Voyage immobile pour voyageur inquiet

Publié le 16 mai 2022
3 min
Une micro-fiction du futur, pour penser le présent.

« Incident détecté… Incident détecté… Incident… »
En sursaut, vous bondissez hors de votre fauteuil massant et arrachez votre casque de sommeil. Hagard, vous constatez que tout est calme autour de vous.
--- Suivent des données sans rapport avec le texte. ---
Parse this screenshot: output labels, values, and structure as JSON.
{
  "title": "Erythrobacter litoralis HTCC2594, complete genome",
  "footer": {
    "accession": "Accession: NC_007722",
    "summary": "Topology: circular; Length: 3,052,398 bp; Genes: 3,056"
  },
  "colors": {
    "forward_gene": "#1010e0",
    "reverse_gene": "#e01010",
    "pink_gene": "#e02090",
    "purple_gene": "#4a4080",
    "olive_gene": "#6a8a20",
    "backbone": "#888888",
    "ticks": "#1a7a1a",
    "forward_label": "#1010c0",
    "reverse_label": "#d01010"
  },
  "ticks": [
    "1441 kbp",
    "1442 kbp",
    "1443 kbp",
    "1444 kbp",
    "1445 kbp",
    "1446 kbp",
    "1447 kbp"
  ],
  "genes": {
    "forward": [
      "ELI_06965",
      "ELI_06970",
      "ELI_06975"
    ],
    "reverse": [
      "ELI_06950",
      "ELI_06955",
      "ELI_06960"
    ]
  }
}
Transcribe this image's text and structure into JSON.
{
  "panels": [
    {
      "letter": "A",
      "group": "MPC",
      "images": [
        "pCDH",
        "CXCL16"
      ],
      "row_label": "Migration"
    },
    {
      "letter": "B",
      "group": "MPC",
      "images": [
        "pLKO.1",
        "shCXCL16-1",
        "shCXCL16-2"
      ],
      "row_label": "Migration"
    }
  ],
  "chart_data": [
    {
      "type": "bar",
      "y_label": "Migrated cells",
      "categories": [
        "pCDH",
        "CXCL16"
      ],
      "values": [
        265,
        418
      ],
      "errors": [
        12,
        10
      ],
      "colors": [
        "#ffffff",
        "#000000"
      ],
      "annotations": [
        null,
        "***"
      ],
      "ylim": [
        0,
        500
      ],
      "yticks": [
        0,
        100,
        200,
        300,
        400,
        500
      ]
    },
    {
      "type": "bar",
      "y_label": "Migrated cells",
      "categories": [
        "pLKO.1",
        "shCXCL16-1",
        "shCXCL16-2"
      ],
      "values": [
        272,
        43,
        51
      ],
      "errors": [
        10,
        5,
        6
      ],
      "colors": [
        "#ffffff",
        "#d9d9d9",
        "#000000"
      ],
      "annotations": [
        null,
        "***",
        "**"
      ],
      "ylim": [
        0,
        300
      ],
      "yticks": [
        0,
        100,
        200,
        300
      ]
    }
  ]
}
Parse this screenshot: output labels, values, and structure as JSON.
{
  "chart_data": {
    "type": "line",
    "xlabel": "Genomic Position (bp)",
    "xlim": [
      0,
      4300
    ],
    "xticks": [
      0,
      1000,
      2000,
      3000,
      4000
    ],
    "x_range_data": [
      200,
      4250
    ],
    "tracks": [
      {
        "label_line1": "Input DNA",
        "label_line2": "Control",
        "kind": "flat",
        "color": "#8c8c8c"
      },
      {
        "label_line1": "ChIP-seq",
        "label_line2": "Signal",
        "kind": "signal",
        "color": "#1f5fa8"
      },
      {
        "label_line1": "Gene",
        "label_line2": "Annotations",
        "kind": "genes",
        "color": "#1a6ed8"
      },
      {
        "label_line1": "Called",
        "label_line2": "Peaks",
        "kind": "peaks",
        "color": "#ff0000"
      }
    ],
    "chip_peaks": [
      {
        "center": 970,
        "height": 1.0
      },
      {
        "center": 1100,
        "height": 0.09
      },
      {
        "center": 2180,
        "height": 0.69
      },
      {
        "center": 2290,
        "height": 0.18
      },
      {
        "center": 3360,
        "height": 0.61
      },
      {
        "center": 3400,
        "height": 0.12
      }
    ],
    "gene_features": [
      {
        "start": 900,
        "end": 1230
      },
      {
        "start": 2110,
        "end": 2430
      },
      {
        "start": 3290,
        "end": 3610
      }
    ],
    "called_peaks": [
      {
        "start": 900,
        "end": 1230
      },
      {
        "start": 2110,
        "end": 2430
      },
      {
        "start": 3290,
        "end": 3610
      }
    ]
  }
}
« Incident détecté… Incident détecté… Incident… »
Vous interpellez Elena, votre assistante personnelle, dont le signal d’alerte se répète à l’infini.
Malgré la sérénité apparente des lieux, une vague de panique se fait sentir dans votre voix.
« Elena ? Elena ?! Arrête ! »

Sans autre commentaire, Elena coupe son système d’alarme.

Votre cœur bat douloureusement dans votre crâne… Vous n’auriez pas dû vous laisser aller à boire toute la bouteille de Châteauneuf du Pape hier soir. En même temps, depuis que la Haute Autorité de la Santé publique et du Bien-être collectif a interdit la consommation de toute forme de fruit fermenté, vous ne pouviez pas vous permettre de laisser la moindre trace derrière vous.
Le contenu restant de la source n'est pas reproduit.